We want new running-tracks in his
name.
For Jessica Ennis, the same; for the
Brownlee brothers,
Rutherford, Ohuruogu, Whitlock,
Tweddle,
for every medal earned,
we want school playing-fields returned.
Something in the manner of Tennyson would be just the thing. If that is too much for her can she do something in iambic pentameters? Something stately, solemn and profound, with a hint of a portent would do very nicely."
Any lesbianic overtones would just be the icing on the cake.
Readers are very welcome to submit their own Thatcher Funeral poems, with or without lesbianic overtones.

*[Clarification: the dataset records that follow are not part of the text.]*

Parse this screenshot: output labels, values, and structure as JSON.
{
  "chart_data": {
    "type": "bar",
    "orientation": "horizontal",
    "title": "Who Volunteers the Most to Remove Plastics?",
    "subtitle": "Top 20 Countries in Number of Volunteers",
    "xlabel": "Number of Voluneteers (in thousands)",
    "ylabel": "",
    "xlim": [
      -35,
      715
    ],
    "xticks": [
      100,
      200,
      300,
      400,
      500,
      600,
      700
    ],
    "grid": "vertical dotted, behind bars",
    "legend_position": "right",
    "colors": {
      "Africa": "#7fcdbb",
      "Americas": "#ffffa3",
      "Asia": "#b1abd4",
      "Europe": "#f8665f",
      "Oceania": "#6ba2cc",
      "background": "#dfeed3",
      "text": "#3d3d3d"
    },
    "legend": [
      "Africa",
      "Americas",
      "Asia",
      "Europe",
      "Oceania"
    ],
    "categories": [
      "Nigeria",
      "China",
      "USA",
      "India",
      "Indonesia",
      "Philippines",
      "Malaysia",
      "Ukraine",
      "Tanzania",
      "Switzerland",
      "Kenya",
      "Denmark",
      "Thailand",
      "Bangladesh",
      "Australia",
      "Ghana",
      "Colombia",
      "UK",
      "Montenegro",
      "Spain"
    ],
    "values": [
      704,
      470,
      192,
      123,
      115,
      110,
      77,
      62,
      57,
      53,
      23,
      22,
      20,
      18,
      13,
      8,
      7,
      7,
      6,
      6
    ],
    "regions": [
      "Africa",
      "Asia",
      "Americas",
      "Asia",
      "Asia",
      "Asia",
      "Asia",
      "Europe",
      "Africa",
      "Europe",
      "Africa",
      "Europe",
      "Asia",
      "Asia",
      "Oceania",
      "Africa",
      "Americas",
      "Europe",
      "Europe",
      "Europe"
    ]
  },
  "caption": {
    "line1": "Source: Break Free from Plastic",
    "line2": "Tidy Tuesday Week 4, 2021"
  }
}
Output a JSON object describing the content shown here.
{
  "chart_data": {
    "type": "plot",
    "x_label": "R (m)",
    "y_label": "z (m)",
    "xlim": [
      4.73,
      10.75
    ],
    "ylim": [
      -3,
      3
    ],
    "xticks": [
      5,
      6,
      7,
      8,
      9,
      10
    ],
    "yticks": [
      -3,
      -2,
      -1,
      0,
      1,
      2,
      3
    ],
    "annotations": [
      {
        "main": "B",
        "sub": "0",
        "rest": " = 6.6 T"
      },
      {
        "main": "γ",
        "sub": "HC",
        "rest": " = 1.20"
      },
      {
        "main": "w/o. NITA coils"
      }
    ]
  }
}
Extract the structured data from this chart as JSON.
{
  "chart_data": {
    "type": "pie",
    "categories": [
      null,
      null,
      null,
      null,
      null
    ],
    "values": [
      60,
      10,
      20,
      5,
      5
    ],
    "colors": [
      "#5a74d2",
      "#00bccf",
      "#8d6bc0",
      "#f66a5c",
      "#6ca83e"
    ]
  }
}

Here is mine, with no lesbianic overtones:
The world stood still, for an hour or two,
to stand and stare,
at the funeral procession of a little old lady.
The bells of Big Ben went quiet for her, and
There was talk of silencing the Munchkins' song.
The Chief Rabbi compared her to the prophet Moses,*
who inflicted condign punishment and took no prisoners.
"The Iron Lady" was played by Merryl Streep, the greatest living
Hollywood actress of our times:
A funeral to die for, then, was hers.
The current Prime Minister has a harder job,
with everything at sixes, sevens, fudged and mudged,
The interviewer interviewing ventured to suggest.
He asked if it was easier for Maggie T.
It must have been since she understood principle -
the principle of speaking what you believe to be the truth,
not shrinking from calling a spade a spade
and doing the things you said you would,
because we must do the things we should,
and avoid ever beating about the bush.
A gathering there was of the great and good,
not only of Britain but of the world,
Of long-lived mediocre politicians being there,
In St Paul's Cathedral, that wedding cake.
The Chancellor wiped away a tear,
The Bishop of London described at length
the civic virtue she once embodied,
all too easily eroded, he also warned.
Her grand-daughter read to us Ephesian warnings
against spiritual wickedness in high places,
at this ceremonial funeral with military honours,
previously reserved only for male war heroes:
Nelson, Wellington, Churchill, and now Lady Thatcher:
a funeral to die for, then, was hers.
We start from the end, the Bishop said,
and the end is also the beginning, he also said.
We reckon the final total reached at death,
The double entry book-keeping of vice and virtue.
The woman who methodically practised what she believed,
Who practised the virtues her father taught,
proceeds now into another dimension -
in a majestic solemn processive gait
assured of her place in the history books.
* https://www.facebook.com/lordsacks/posts/540344879350005
http://www.guardian.co.uk/politics/2013/apr/17/bishop-address-thatcher-funeral-text
2 comments:
You ask "...can she do something in iambic pentameters? Something stately, solemn and profound..."
You noticeably can't.
I never claimed to be a professional poet.